When we came to the desert a little less than two years ago for A.’s interview, I sat on a park bench on the only green swatch of land I had seen for miles, nursed five-month-old CM and watched the black ravens fly from tree to tree. They looked at me with their beady, smart eyes, their wing-spans longer than I am tall and shouted: “Caw, caw!” I heard: “Scram, scram!”
The playground was empty, a far cry from the always full playground in D.C. I felt lonely in that moment — and hormonal and exhausted — and I knew we were moving to place I never would have picked. I cried that afternoon on the car ride back to L.A. “I like change and I like to think I am adventurous,” I choked out to A. “But maybe I’m fooling myself.”
A. was seeking a simpler life, away from the bustle of the city. He wanted quiet. Open land. Solitude. And the job was a perfect fit. I knew coupling with A. meant adventure and change, but this wasn’t the change I had in mind. All I could think of was what I was losing: a job I loved, my friends, my community. Logically, I knew this was a chance to explore California and the West Coast and stay home with my son, but even though the move was short-term, my heart was unsure.
We’ve lived here for a year and a half now, and this is what I can say with confidence: I choose my own happiness. All I have to do is focus on what’s beautiful about being here — the warm winters, the sunshine, the quiet, the fruit trees in our backyard, the undistracted time with my little ones, my pottery teacher and her studio, the mountains, A.’s flexible work schedule — and I feel at peace.

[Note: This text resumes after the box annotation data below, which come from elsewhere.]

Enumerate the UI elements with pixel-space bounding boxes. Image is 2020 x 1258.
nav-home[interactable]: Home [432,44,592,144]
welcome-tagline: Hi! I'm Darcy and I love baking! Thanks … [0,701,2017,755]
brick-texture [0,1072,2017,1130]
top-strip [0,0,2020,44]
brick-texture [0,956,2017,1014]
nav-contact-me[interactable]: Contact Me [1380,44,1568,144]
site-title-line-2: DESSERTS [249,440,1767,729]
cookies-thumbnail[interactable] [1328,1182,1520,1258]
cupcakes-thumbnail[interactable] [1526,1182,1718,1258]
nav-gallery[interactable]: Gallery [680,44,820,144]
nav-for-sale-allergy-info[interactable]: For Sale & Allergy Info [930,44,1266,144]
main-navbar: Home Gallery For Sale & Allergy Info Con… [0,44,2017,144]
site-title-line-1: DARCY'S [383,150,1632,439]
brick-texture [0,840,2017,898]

Also, we are officially re-calibrated. The simplest things are now exciting. We went bowling a few weeks ago and I broke 100 for the first time in my life and it was a MAJOR LIFE ACCOMPLISHMENT. We took the train to San Francisco for a wedding when CP was a month old, and ate Indian food, and it was THE BEST INDIAN FOOD IN CALIFORNIA. I walked into an Anthropologie and saw THE MOST BEAUTIFUL DRESSES EVER MADE.

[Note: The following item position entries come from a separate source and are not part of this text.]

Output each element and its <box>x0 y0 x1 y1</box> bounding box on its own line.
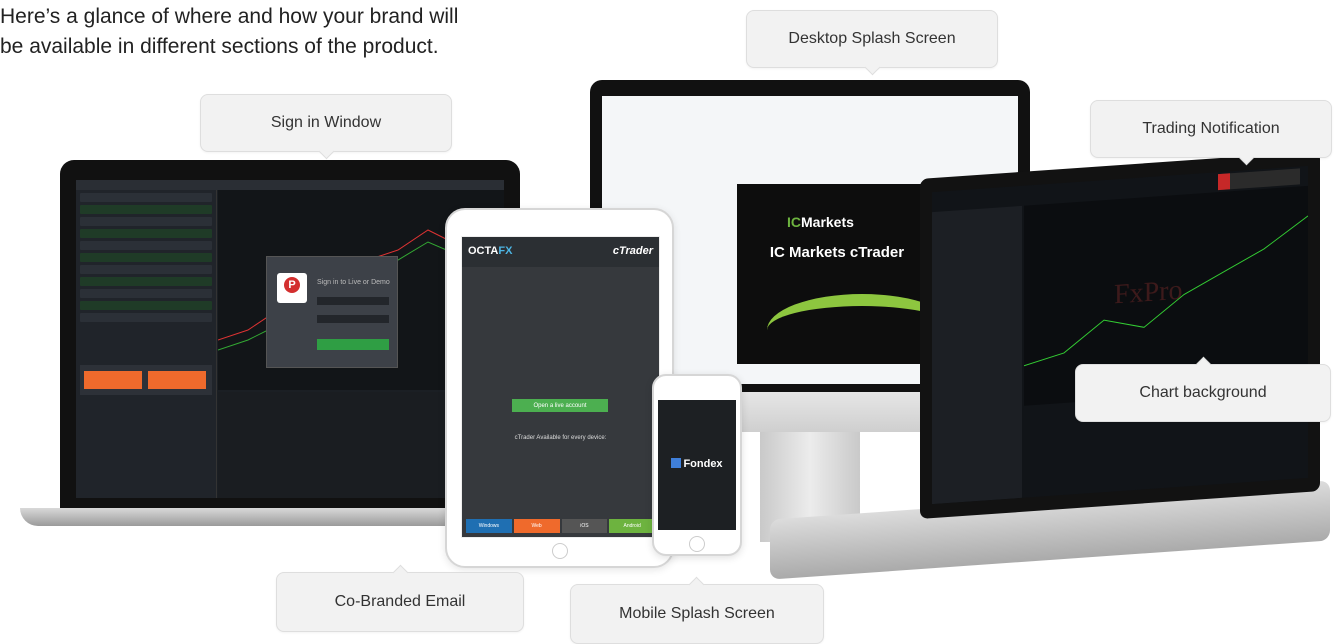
sign-in-button[interactable] <box>317 339 389 350</box>
broker-logo: P <box>277 273 307 303</box>
intro-text: Here’s a glance of where and how your br… <box>0 2 600 62</box>
desktop-splash: ICMarkets IC Markets cTrader <box>737 184 957 364</box>
callout-sign-in: Sign in Window <box>200 94 452 160</box>
splash-logo: ICMarkets <box>787 214 854 230</box>
sign-in-window: P Sign in to Live or Demo <box>266 256 398 368</box>
open-live-account-button[interactable]: Open a live account <box>512 399 608 412</box>
callout-trading-notification: Trading Notification <box>1090 100 1332 166</box>
android-button[interactable]: Android <box>609 519 655 533</box>
mobile-phone: Fondex <box>652 374 742 556</box>
symbol-panel <box>932 205 1022 505</box>
intro-line-1: Here’s a glance of where and how your br… <box>0 5 459 28</box>
quick-trade-box <box>80 365 212 395</box>
account-field[interactable] <box>317 297 389 305</box>
tablet-home-button <box>552 543 568 559</box>
watchlist-panel <box>76 190 217 498</box>
email-brand-logo: OCTAFX <box>468 245 513 257</box>
phone-home-button <box>689 536 705 552</box>
password-field[interactable] <box>317 315 389 323</box>
app-menu-bar <box>76 180 504 190</box>
laptop-left-screen: P Sign in to Live or Demo <box>76 180 504 498</box>
fondex-icon <box>671 458 682 468</box>
tablet: OCTAFX cTrader Open a live account cTrad… <box>445 208 674 568</box>
fondex-splash-logo: Fondex <box>658 458 736 470</box>
intro-line-2: be available in different sections of th… <box>0 35 439 58</box>
ctrader-logo: cTrader <box>612 245 653 257</box>
splash-title: IC Markets cTrader <box>769 244 905 261</box>
buy-button[interactable] <box>148 371 206 389</box>
chart-watermark: FxPro <box>1114 274 1183 311</box>
laptop-right-lid: FxPro <box>920 151 1320 519</box>
email-body: Open a live account cTrader Available fo… <box>462 267 659 537</box>
callout-co-branded-email: Co-Branded Email <box>276 564 524 632</box>
callout-desktop-splash: Desktop Splash Screen <box>746 10 998 76</box>
callout-mobile-splash: Mobile Splash Screen <box>570 576 824 644</box>
web-button[interactable]: Web <box>513 519 560 533</box>
email-tagline: cTrader Available for every device: <box>514 435 607 441</box>
phone-screen: Fondex <box>658 400 736 530</box>
store-buttons: Windows Web iOS Android <box>466 519 655 533</box>
sign-in-title: Sign in to Live or Demo <box>317 279 390 286</box>
email-header: OCTAFX cTrader <box>462 237 659 267</box>
callout-chart-background: Chart background <box>1075 356 1331 422</box>
sell-button[interactable] <box>84 371 142 389</box>
ios-button[interactable]: iOS <box>561 519 608 533</box>
windows-button[interactable]: Windows <box>466 519 512 533</box>
laptop-right-screen: FxPro <box>932 165 1308 505</box>
tablet-screen: OCTAFX cTrader Open a live account cTrad… <box>461 236 660 538</box>
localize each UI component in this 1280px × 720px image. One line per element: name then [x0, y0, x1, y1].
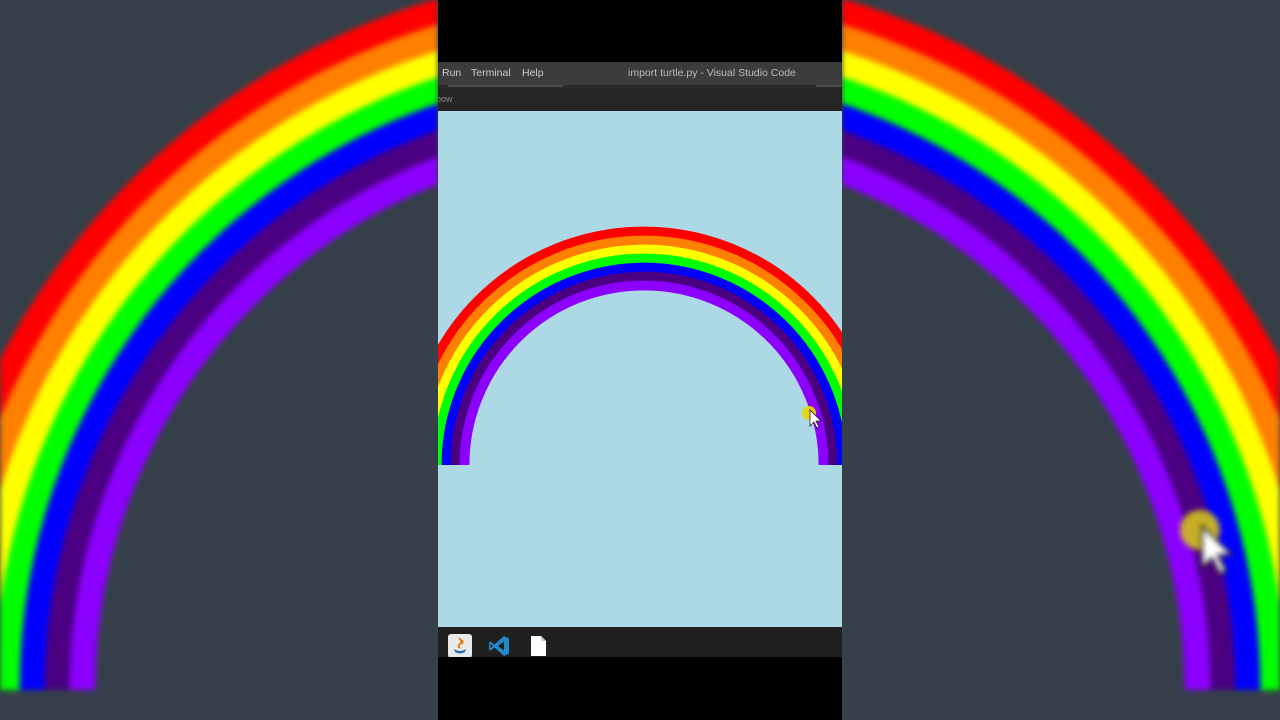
menu-run[interactable]: Run: [440, 62, 463, 84]
menu-terminal[interactable]: Terminal: [469, 62, 513, 84]
backdrop-rainbow-left: [0, 0, 438, 691]
vscode-titlebar: Run Terminal Help import turtle.py - Vis…: [438, 62, 842, 85]
backdrop-rainbow-right: [842, 0, 1280, 691]
file-icon[interactable]: [526, 634, 550, 658]
java-app-icon[interactable]: [448, 634, 472, 658]
letterbox-bottom: [438, 657, 842, 720]
capture-window: Run Terminal Help import turtle.py - Vis…: [438, 0, 842, 720]
progress-segment: [816, 85, 842, 87]
editor-tab-label[interactable]: bow: [438, 88, 453, 111]
window-title: import turtle.py - Visual Studio Code: [628, 67, 796, 79]
turtle-canvas: [438, 111, 842, 627]
progress-segment: [448, 85, 563, 87]
mouse-cursor-highlight-icon: [1180, 510, 1235, 576]
menu-help[interactable]: Help: [520, 62, 546, 84]
screen: Run Terminal Help import turtle.py - Vis…: [0, 0, 1280, 720]
backdrop-right: [842, 0, 1280, 720]
taskbar: [438, 627, 842, 658]
backdrop-left: [0, 0, 438, 720]
vscode-icon[interactable]: [487, 634, 511, 658]
letterbox-top: [438, 0, 842, 62]
rainbow-drawing: [438, 226, 842, 466]
editor-tab-bar: bow: [438, 88, 842, 111]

When we lived in the heart of the city, we took good food, good friends, good museums for granted. And, I often felt bad because I was over-booked, over-tired and felt under-accomplished.
I’ve learned that living simply — in a place with zero good restaurants, no shopping and little entertainment but an incredible amount of sunshine, fresh fruit and fresh air — is in many ways healthier for me. And it allows me to experience life’s pleasures in a more intense way.